Life was such a precious gift. Rose smiled again at Josh.

They had agreed that she would sell the house and that they would be together without making any concrete plans. There wasn’t any need. They knew their own hearts
too well to need them. It was enough that they were together.

‘I still feel I’ve let you down.’

‘Well, you haven’t,’ Janey told John fiercely. ‘Marrying you has brought me so much happiness, John.’

‘When I damn near bankrupted us?’

‘You’ve given me something far more important than money. You’ve given me love, John. You’ve loved me without asking anything of me other than that I love you back. We’re so lucky, we’ve got each other and the boys, and Fitton.’

She would never, Janey promised herself, let him know just how frightened she had been or how much it had shocked her to discover that he could be vulnerable and weak, just as she could herself. More than ever now John needed to be her hero, her knight in shining armour–for his sake, not hers. She was the strong one now, the one on whom he depended, not the other way around. Swings and roundabouts, that was marriage, Janey thought to herself.

‘Have you told Emerald yet that she isn’t going to be the only one adding to the next generation?’ Oliver murmured in Ella’s ear.

‘I think everyone knows, though I am only just three months,’ Ella reminded him.

‘Mmm.
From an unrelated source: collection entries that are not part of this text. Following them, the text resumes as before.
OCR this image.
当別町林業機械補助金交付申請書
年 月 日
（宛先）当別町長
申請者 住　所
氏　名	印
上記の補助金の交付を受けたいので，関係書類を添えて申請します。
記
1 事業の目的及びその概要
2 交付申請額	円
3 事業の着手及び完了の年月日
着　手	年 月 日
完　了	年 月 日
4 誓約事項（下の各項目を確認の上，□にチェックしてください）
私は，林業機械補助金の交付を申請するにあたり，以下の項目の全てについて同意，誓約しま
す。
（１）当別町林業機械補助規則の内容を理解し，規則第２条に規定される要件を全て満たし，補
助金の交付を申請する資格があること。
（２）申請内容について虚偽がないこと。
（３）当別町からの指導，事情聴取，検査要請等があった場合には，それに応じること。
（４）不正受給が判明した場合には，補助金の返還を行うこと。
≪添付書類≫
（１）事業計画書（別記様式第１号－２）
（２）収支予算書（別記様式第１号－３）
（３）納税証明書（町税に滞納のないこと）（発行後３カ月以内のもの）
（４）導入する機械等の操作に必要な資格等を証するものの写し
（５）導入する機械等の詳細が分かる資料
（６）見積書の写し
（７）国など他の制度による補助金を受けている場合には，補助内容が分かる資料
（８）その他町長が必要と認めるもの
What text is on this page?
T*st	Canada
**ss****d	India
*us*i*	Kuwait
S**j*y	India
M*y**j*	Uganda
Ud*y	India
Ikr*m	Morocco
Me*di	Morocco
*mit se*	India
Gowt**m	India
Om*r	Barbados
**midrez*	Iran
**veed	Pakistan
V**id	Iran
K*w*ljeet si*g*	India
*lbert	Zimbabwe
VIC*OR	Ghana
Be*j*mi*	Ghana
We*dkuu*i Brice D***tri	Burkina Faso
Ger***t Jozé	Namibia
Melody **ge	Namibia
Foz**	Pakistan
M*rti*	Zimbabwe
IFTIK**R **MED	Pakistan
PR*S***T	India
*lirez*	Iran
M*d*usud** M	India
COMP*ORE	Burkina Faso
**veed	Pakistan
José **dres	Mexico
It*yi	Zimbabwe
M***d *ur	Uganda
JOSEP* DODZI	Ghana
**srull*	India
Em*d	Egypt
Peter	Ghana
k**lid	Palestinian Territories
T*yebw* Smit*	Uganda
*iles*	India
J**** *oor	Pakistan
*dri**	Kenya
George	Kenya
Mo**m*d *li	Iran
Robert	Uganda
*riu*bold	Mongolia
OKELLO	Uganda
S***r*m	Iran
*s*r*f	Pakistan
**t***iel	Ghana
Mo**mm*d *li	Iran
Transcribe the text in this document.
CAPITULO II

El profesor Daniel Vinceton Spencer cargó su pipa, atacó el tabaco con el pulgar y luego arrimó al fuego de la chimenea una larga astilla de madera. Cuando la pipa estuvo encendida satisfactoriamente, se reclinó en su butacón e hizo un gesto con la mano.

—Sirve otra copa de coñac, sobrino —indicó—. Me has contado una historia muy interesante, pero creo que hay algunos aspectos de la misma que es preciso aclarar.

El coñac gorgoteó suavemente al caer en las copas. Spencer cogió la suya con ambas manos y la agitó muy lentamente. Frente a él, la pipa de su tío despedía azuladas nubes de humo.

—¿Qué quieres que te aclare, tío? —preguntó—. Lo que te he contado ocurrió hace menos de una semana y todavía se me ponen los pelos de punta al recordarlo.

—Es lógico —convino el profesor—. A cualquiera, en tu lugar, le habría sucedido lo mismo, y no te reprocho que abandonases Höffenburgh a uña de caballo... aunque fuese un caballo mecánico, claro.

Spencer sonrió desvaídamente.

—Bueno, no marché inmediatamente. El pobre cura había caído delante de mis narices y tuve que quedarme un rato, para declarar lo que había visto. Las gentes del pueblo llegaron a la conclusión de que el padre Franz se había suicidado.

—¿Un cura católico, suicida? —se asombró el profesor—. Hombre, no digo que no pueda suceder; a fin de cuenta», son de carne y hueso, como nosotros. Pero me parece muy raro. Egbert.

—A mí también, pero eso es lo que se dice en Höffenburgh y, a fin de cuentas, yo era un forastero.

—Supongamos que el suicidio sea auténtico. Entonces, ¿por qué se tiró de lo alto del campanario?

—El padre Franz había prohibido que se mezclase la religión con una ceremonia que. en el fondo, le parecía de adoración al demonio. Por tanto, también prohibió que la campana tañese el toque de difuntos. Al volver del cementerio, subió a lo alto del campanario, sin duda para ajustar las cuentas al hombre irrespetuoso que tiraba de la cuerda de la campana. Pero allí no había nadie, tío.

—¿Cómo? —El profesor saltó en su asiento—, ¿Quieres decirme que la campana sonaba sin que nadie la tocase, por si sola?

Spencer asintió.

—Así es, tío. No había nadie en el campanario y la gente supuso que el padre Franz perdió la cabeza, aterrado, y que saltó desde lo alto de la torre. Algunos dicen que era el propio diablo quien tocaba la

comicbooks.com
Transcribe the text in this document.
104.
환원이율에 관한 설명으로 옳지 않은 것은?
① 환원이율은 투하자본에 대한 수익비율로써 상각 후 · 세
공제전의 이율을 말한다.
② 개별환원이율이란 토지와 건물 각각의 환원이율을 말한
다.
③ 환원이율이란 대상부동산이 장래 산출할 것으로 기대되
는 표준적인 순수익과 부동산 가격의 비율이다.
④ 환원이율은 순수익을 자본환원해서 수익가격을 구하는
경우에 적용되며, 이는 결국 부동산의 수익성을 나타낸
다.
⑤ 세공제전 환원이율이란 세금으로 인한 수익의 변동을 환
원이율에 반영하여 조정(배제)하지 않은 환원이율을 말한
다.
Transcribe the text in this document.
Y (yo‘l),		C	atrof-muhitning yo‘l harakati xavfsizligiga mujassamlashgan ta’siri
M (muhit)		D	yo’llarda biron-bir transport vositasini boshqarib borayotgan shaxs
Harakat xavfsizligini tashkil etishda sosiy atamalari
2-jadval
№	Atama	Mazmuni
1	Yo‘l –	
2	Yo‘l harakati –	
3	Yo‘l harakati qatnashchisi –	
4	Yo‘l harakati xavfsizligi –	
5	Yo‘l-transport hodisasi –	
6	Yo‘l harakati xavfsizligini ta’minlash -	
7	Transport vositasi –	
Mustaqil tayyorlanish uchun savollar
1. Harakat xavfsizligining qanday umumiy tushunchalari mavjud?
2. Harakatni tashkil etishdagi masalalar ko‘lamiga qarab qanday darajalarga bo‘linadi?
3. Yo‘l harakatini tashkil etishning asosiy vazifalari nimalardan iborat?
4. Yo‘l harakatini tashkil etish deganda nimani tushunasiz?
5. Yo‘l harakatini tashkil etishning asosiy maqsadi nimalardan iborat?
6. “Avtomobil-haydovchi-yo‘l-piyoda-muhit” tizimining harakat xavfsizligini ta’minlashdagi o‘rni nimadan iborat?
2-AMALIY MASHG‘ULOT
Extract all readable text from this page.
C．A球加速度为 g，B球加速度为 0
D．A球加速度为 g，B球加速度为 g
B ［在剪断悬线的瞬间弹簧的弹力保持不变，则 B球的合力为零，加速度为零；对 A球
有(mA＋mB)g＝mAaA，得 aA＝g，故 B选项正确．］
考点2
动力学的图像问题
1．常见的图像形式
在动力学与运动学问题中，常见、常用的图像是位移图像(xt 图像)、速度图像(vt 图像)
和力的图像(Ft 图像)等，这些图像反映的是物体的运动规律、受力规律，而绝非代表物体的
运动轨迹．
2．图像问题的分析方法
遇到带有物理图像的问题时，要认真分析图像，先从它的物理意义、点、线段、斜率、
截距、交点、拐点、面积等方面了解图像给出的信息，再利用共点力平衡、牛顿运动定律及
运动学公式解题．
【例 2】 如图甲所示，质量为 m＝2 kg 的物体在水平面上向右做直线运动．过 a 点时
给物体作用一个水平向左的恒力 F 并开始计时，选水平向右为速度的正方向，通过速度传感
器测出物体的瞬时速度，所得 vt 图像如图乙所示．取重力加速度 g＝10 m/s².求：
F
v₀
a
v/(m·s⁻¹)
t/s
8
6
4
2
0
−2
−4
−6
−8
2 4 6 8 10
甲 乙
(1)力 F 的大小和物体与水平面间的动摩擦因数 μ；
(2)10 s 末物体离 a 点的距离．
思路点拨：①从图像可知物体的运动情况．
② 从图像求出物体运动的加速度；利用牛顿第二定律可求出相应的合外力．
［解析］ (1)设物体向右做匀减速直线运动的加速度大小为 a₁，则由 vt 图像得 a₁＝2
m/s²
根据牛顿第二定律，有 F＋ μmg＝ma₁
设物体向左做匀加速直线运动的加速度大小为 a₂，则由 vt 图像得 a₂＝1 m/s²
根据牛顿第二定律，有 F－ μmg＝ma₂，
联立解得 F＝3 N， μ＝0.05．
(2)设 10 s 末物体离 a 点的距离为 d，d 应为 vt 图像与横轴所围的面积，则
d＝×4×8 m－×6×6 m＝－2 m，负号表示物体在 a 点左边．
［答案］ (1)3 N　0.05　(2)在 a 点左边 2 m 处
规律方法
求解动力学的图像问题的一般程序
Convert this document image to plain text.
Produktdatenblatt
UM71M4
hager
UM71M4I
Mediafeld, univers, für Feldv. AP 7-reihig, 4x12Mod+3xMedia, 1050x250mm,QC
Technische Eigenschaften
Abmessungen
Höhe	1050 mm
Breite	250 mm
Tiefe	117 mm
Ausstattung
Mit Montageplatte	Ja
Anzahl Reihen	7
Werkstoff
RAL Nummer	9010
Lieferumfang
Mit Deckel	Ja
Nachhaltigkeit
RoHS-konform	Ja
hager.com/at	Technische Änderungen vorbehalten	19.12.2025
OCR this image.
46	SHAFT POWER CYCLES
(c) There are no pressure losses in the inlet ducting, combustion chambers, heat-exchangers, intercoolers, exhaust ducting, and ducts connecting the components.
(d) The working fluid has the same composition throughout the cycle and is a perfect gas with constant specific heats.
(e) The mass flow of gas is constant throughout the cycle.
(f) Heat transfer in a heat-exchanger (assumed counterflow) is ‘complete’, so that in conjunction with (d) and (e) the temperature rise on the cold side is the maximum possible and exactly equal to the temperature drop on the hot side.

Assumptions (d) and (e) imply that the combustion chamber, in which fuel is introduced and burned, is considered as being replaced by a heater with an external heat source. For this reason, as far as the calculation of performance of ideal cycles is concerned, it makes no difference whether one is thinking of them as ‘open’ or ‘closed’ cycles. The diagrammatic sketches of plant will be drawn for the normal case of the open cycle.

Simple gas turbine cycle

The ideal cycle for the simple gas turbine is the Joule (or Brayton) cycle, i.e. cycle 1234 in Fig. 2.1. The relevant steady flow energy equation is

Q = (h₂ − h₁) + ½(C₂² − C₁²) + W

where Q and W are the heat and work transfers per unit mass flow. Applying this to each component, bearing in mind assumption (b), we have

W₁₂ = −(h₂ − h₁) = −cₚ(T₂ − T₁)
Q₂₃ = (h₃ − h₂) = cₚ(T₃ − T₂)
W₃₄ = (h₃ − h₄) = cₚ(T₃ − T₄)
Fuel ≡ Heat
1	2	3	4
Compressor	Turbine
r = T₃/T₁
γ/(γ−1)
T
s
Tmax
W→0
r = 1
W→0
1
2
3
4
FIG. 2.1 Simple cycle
I think I can remember the exact night,’ Oliver teased her.

Amber surveyed her family. So many years, so much love, she could almost feel it in the air, like the soft warm
wind of the South of France, carrying with it the mental images and memories of all those now gone who had played their part in creating the children and grandchildren who were here today, and carrying with it too their love.

Love didn’t die. It was always there, a rainbow dance just out of sight like laughter on the wind.

‘This would have made Robert so happy and proud.’

The sound of her husband’s voice had her looking at him with love and gratitude.

‘So you sense it too?’ she asked him. ‘You sense like me that Robert knows, that he and Luc know and share in this, in the family?’

Jay knew her so well; she never needed to explain things to him. She knew he would understand why she wanted to include her first husband and the son she had lost in today’s joy.

It was Emerald who, seeing her mother and her stepfather smiling at one another, went over to her own husband and whispered something to him, so that a few minutes later, with everyone’s glass refilled, Drogo raised his own to say warmly, ‘Another toast, this time to Amber, who is responsible for all of this, and all of us–in one way or another.’ His hand swept in an amused gesture, followed by appreciative laughter.

‘Amber.’

‘Mama.’

‘Grandma.’

Please let them all always have today’s happiness, Amber thought protectively. Please let them all have love.